Schooling fresh-faced young colleagues about how things used to be in the IT game is a one-way ticket to feeling old. The thing is, with technology trends evolving so rapidly, it could easily be happening to them within 12-18 months from now.
The latest focus is around technologies like augmented reality, artificial intelligence and machine learning that are stretching imaginations yet further for how businesses engage with their customers, people and data. As exciting as each one is, what I’m interested in is how much they affect the data centre.
Those of us with grey hairs will remember data centres being controlled by facilities managers, rather than the IT team. Facilities people, with their utility belts and hi-vis jackets, who know about voltages and tensile strength and reverse-parking caravans in the snow with their eyes closed. Not IT operations people, you realise. Oh no. Nor network architects or – heaven forefend – application programmers.
Today it’s all different of course and – looking back – that switch in ownership marked a significant change; a shift in power base from screwdrivers to software. Today, data centres are the nerve centres of technology enablement. They are the physical manifestation of two buzz phrases that mean a lot in business but are tricky to pin down to anything tangible: ‘cloud’ and ‘digital’.
Many IT folk will be familiar with the term ‘software-defined’, as in a ‘software-defined network’. To my mind, all infrastructure is in fact becoming software-dominated, in one or more of the following three ways:
Being driven to achieve higher performance metrics by increasingly demanding software applications
Want to create an amazing user experience with AR/VR? Or improve business analytics through an army of IoT (Internet of Things) sensors? How about driving AI into your business decision-making? These software applications are going to fundamentally transform the infrastructure required to deliver the necessary responsiveness and agility.
However you orchestrate hybrid cloud resources to achieve your digital objectives, it will boil down to denser, faster, hotter, more scalable and more latency-sensitive infrastructure components marching to your tune.
Being driven by the flexible demands of software to move toward open-standards architecture and away from proprietary hardware
Another legacy of the old ways is to be ‘an IBM house’ or ‘a Cisco house’ etc. In other words – ascribing to the notion that no-one ever got fired for blowing a few million quid on a major global hardware manufacturer’s equipment – being loyal to a given technology brand to build your infrastructure.

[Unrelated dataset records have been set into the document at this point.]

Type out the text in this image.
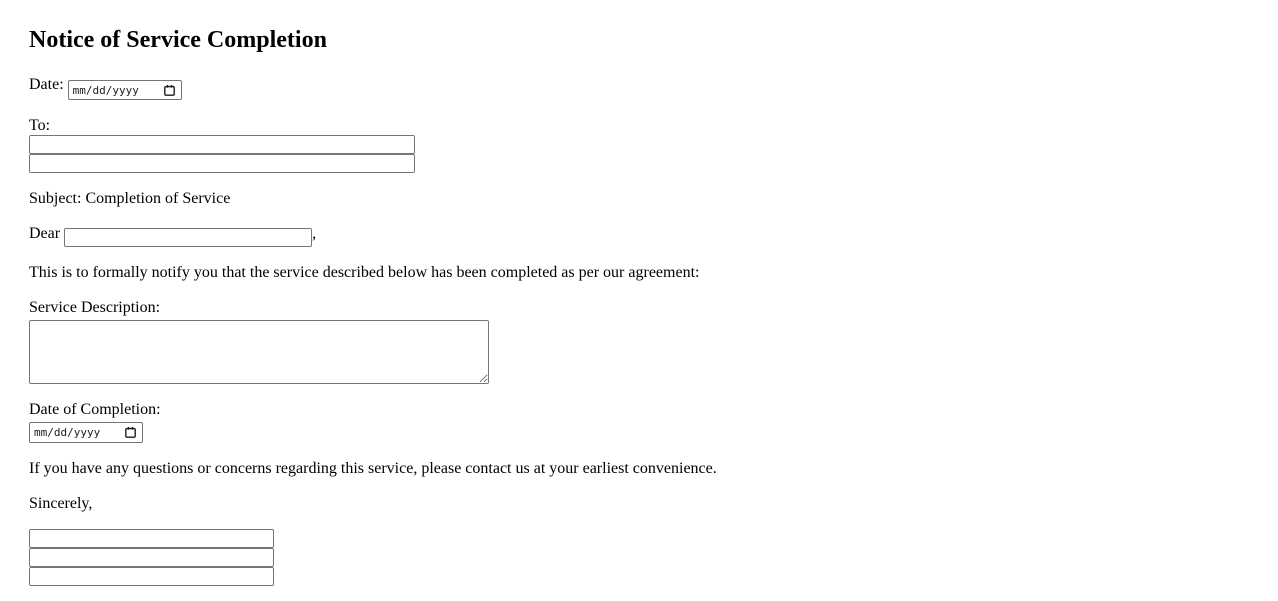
Notice of Service Completion

Date: mm/dd/yyyy

To:

Subject: Completion of Service

Dear	,

This is to formally notify you that the service described below has been completed as per our agreement:

Service Description:

Date of Completion:
mm/dd/yyyy

If you have any questions or concerns regarding this service, please contact us at your earliest convenience.

Sincerely,
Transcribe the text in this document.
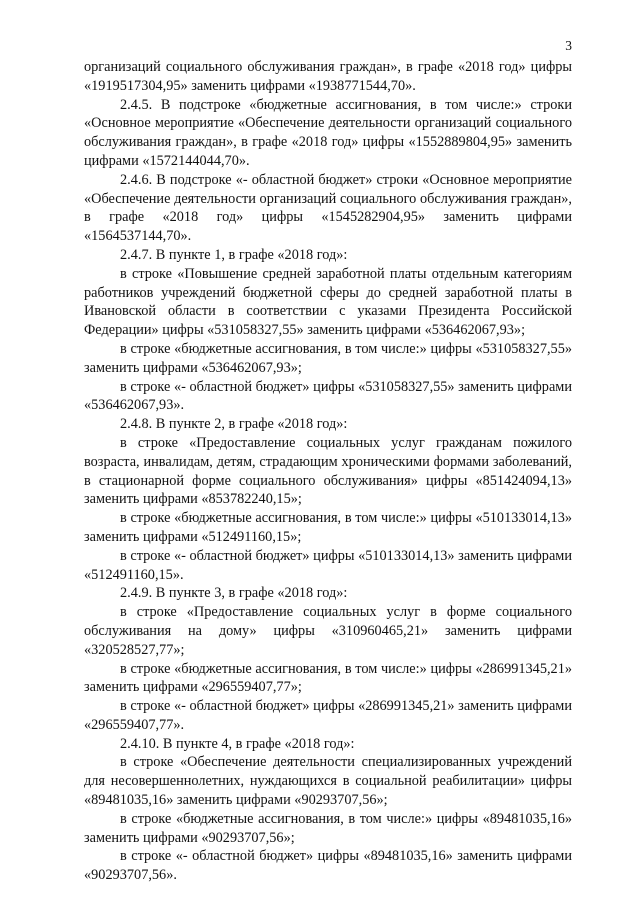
3

организаций социального обслуживания граждан», в графе «2018 год» цифры «1919517304,95» заменить цифрами «1938771544,70».

2.4.5. В подстроке «бюджетные ассигнования, в том числе:» строки «Основное мероприятие «Обеспечение деятельности организаций социального обслуживания граждан», в графе «2018 год» цифры «1552889804,95» заменить цифрами «1572144044,70».

2.4.6. В подстроке «- областной бюджет» строки «Основное мероприятие «Обеспечение деятельности организаций социального обслуживания граждан», в графе «2018 год» цифры «1545282904,95» заменить цифрами «1564537144,70».

2.4.7. В пункте 1, в графе «2018 год»:

в строке «Повышение средней заработной платы отдельным категориям работников учреждений бюджетной сферы до средней заработной платы в Ивановской области в соответствии с указами Президента Российской Федерации» цифры «531058327,55» заменить цифрами «536462067,93»;

в строке «бюджетные ассигнования, в том числе:» цифры «531058327,55» заменить цифрами «536462067,93»;

в строке «- областной бюджет» цифры «531058327,55» заменить цифрами «536462067,93».

2.4.8. В пункте 2, в графе «2018 год»:

в строке «Предоставление социальных услуг гражданам пожилого возраста, инвалидам, детям, страдающим хроническими формами заболеваний, в стационарной форме социального обслуживания» цифры «851424094,13» заменить цифрами «853782240,15»;

в строке «бюджетные ассигнования, в том числе:» цифры «510133014,13» заменить цифрами «512491160,15»;

в строке «- областной бюджет» цифры «510133014,13» заменить цифрами «512491160,15».

2.4.9. В пункте 3, в графе «2018 год»:

в строке «Предоставление социальных услуг в форме социального обслуживания на дому» цифры «310960465,21» заменить цифрами «320528527,77»;

в строке «бюджетные ассигнования, в том числе:» цифры «286991345,21» заменить цифрами «296559407,77»;

в строке «- областной бюджет» цифры «286991345,21» заменить цифрами «296559407,77».

2.4.10. В пункте 4, в графе «2018 год»:

в строке «Обеспечение деятельности специализированных учреждений для несовершеннолетних, нуждающихся в социальной реабилитации» цифры «89481035,16» заменить цифрами «90293707,56»;

в строке «бюджетные ассигнования, в том числе:» цифры «89481035,16» заменить цифрами «90293707,56»;

в строке «- областной бюджет» цифры «89481035,16» заменить цифрами «90293707,56».
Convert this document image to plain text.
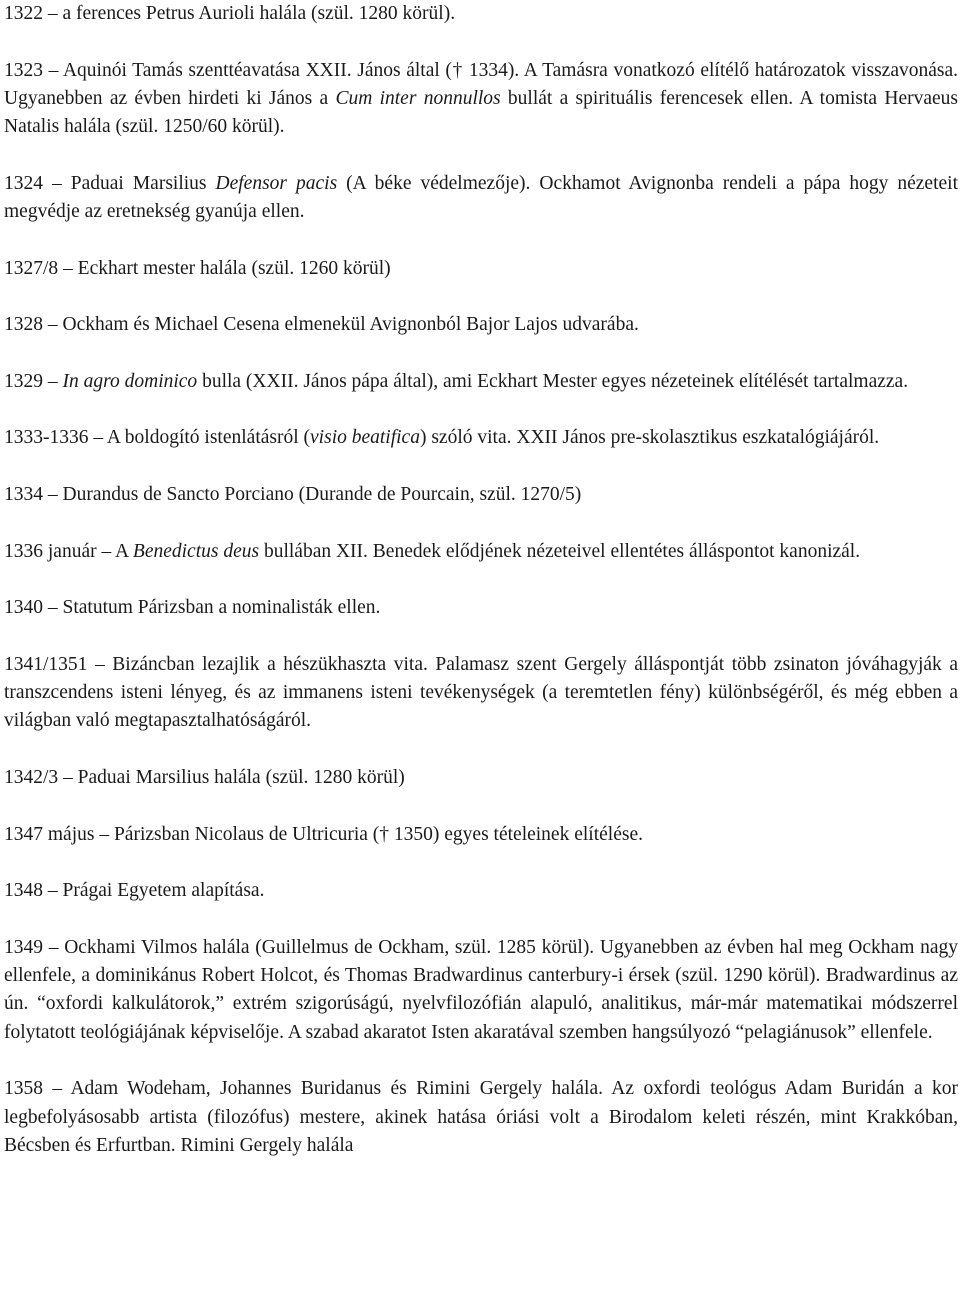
1322 – a ferences Petrus Aurioli halála (szül. 1280 körül).

1323 – Aquinói Tamás szenttéavatása XXII. János által († 1334). A Tamásra vonatkozó elítélő határozatok visszavonása. Ugyanebben az évben hirdeti ki János a Cum inter nonnullos bullát a spirituális ferencesek ellen. A tomista Hervaeus Natalis halála (szül. 1250/60 körül).

1324 – Paduai Marsilius Defensor pacis (A béke védelmezője). Ockhamot Avignonba rendeli a pápa hogy nézeteit megvédje az eretnekség gyanúja ellen.

1327/8 – Eckhart mester halála (szül. 1260 körül)

1328 – Ockham és Michael Cesena elmenekül Avignonból Bajor Lajos udvarába.

1329 – In agro dominico bulla (XXII. János pápa által), ami Eckhart Mester egyes nézeteinek elítélését tartalmazza.

1333-1336 – A boldogító istenlátásról (visio beatifica) szóló vita. XXII János pre-skolasztikus eszkatalógiájáról.

1334 – Durandus de Sancto Porciano (Durande de Pourcain, szül. 1270/5)

1336 január – A Benedictus deus bullában XII. Benedek elődjének nézeteivel ellentétes álláspontot kanonizál.

1340 – Statutum Párizsban a nominalisták ellen.

1341/1351 – Bizáncban lezajlik a hészükhaszta vita. Palamasz szent Gergely álláspontját több zsinaton jóváhagyják a transzcendens isteni lényeg, és az immanens isteni tevékenységek (a teremtetlen fény) különbségéről, és még ebben a világban való megtapasztalhatóságáról.

1342/3 – Paduai Marsilius halála (szül. 1280 körül)

1347 május – Párizsban Nicolaus de Ultricuria († 1350) egyes tételeinek elítélése.

1348 – Prágai Egyetem alapítása.

1349 – Ockhami Vilmos halála (Guillelmus de Ockham, szül. 1285 körül). Ugyanebben az évben hal meg Ockham nagy ellenfele, a dominikánus Robert Holcot, és Thomas Bradwardinus canterbury-i érsek (szül. 1290 körül). Bradwardinus az ún. “oxfordi kalkulátorok,” extrém szigorúságú, nyelvfilozófián alapuló, analitikus, már-már matematikai módszerrel folytatott teológiájának képviselője. A szabad akaratot Isten akaratával szemben hangsúlyozó “pelagiánusok” ellenfele.

1358 – Adam Wodeham, Johannes Buridanus és Rimini Gergely halála. Az oxfordi teológus Adam Buridán a kor legbefolyásosabb artista (filozófus) mestere, akinek hatása óriási volt a Birodalom keleti részén, mint Krakkóban, Bécsben és Erfurtban. Rimini Gergely halála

Well, I’ve got news for you. Some of the smartest data centre managers see the future as riding Moore’s Law of increasing hardware performance, but without getting locked-in to a single vendor’s proprietary roadmap. They would rather look to a vendor promising that their solutions enable open standards in data centre infrastructure to give software intelligence the best possible environment to achieve their objectives. This often means eschewing the hardware brand leader in favour of commercial-off-the-shelf (COTS) silicon – whatever it takes to avoid being locked down.
Being increasingly managed and governed by software automation to reduce human error and cost
Funny to think that, having successfully sprinkled its magical business-enabling fairy dust on every other part of an organisation – finance, sales, manufacturing, logistics, marketing, legal – IT has finally got its turn to benefit. For too long, IT management processes have been too manual; too driven by repetitive tasks. The digital revolution has brought a significant improvement here also, introducing better management interfaces and automated processes, thereby creating extra time for IT pros to spend on strategic IT initiatives. Data centres form a major part of the IT management burden of course – particularly with distributed data centre/server room/wiring closet estates – but this is alleviated with the development of more advanced data centre infrastructure management (DCIM) solutions.
History tells us the battle against downtime never ends
Despite all the other advances, downtime is one issue that does not appear to be evolving. If anything, organisations’ new digital agendas have raised the stakes on the importance of ensuring continual uninterrupted uptime. Data centre dependency is at an all-time high. Going slow is unthinkable, let alone going offline.
That’s when I start remembering those much-maligned facilities people (and their utility belts). The truth is, the protection they represent has never gone away. What they lack in sophistication around software, they more than make up with in knowledge and practical value around backup electrical power, balancing cooling loads efficiently, and mitigating environmental risks. When push comes to shove, those are skills worth keeping as close to you as possible.